A spaceship of mass m going at speed v=4/5c crashes into an object at rest with mass m. (everything is happening in the x-direction)

Classically:
$$mv+0*m=M_*u=(m+m)u \Rightarrow m\frac{4}{5}c=2mu \Rightarrow u=\frac{2}{5}c$$

Relativistically:
Momentum as well as total energy is conserved. Total energy is given by $E=\gamma m c^2$ and momentum is given by $p=\gamma mv$. Combining these into a 4-momentum vector for simplicity yields $p_\mu=((\gamma+1)mc,\gamma m v,0,0)$.

$$p_\mu p^\mu=-(\gamma+1)^2m^2 c^2+\gamma^2 m^2 v^2=-M_*^2 c^2 \Rightarrow M_*=\frac{4}{\sqrt{3}}m$$

And

$$u=\frac{p c^2}{(\gamma+1)mc^2}=\frac{1}{2}c$$

Don't forget that this object with which it collides has rest energy as well. Classically its energy would be zero but in relativity this is not so. The total energy as well as momentum is conserved.

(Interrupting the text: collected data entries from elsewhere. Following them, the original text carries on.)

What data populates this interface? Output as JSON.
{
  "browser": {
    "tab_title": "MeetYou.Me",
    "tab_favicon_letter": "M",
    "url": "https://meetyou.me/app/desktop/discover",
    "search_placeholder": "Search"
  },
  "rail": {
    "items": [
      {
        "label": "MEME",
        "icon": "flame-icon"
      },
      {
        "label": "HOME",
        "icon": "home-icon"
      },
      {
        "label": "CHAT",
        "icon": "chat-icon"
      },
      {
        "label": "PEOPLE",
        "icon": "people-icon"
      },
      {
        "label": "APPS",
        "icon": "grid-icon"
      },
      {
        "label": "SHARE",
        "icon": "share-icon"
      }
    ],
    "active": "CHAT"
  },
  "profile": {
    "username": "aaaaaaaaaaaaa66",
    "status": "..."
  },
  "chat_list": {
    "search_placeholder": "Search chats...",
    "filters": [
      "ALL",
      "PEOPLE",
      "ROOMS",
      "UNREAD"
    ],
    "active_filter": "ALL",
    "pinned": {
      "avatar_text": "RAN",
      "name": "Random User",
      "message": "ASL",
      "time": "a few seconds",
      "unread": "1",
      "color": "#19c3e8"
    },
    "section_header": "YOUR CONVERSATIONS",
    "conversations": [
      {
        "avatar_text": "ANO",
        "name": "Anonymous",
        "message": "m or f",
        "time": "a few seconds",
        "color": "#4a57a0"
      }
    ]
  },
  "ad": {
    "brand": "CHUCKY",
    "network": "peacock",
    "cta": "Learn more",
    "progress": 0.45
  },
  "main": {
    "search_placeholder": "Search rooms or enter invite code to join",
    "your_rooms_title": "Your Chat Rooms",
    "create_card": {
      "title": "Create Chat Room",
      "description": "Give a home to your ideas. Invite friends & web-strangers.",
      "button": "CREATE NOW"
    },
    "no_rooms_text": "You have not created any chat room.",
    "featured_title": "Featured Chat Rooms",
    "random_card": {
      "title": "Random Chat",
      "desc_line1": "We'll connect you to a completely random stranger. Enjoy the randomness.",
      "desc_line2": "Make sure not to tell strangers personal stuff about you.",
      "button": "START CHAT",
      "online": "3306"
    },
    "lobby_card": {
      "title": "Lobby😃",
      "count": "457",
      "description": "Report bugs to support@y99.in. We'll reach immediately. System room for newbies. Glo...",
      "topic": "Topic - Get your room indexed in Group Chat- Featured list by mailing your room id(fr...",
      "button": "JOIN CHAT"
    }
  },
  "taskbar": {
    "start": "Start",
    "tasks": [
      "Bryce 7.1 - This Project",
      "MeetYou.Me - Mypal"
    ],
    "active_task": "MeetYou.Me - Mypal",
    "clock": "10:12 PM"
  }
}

Edit: I don't have a lot of time currently so I didn't explain the calculation very well. If you have any questions about it feel free to ask I will try to answer them at a later time.

Last edited: May 26, 2009
3. May 26, 2009

### LennoxLewis

Thanks a lot for the explanation, Cyosis! I do have a question: in the four-vector, where does the (y+1)mc term come from?

4. May 26, 2009

### Cyosis

The 4-vector is defined as $p_\mu=(E/c,\vec{p})$. With E being the total energy. Before the collision we have the energy of the rocket ship $E_r=\gamma mc^2$ and the energy (rest energy) of the object it collides with $E_0=mc^2$. Therefore the total energy is given by $E_r+E_0=\gamma mc^2+mc^2=(\gamma+1)mc^2$. Plug it into the definition of the 4-vector and one c will drop out.

5. May 27, 2009

### LennoxLewis

It all makes sense now. Thanks again.

6. May 27, 2009

### Staff: Mentor

Note that the $$\gamma+1$$ is not a general term, but specifically for the case where the rocket collides with an object of equal mass. It is correct for this case, but please don't accidentally over-generalize to other cases.

7. May 27, 2009

### Cyosis

Yes DaleSpam raises a good point. I used an equal mass for the the object to simplify the calculation, this however may not have been particular smart for didactic reasons. I emphasize the general 4-momentum is given by $p_\mu=(E/c,\vec{p})$. Now imagine the object it collides to has mass $\mu$ instead. Then E becomes $\gamma m c^2+\mu c^2=(\gamma m+\mu)c^2$. Therefore the 4-momentum becomes $p_\mu=((\gamma m+\mu)c,p_x,p_y,p_z)$. Another thing that is important to realize is that if the object it collides with was originally in motion with a speed other than v then its gamma factor differs from the space ship's gamma factor!

Last edited: May 27, 2009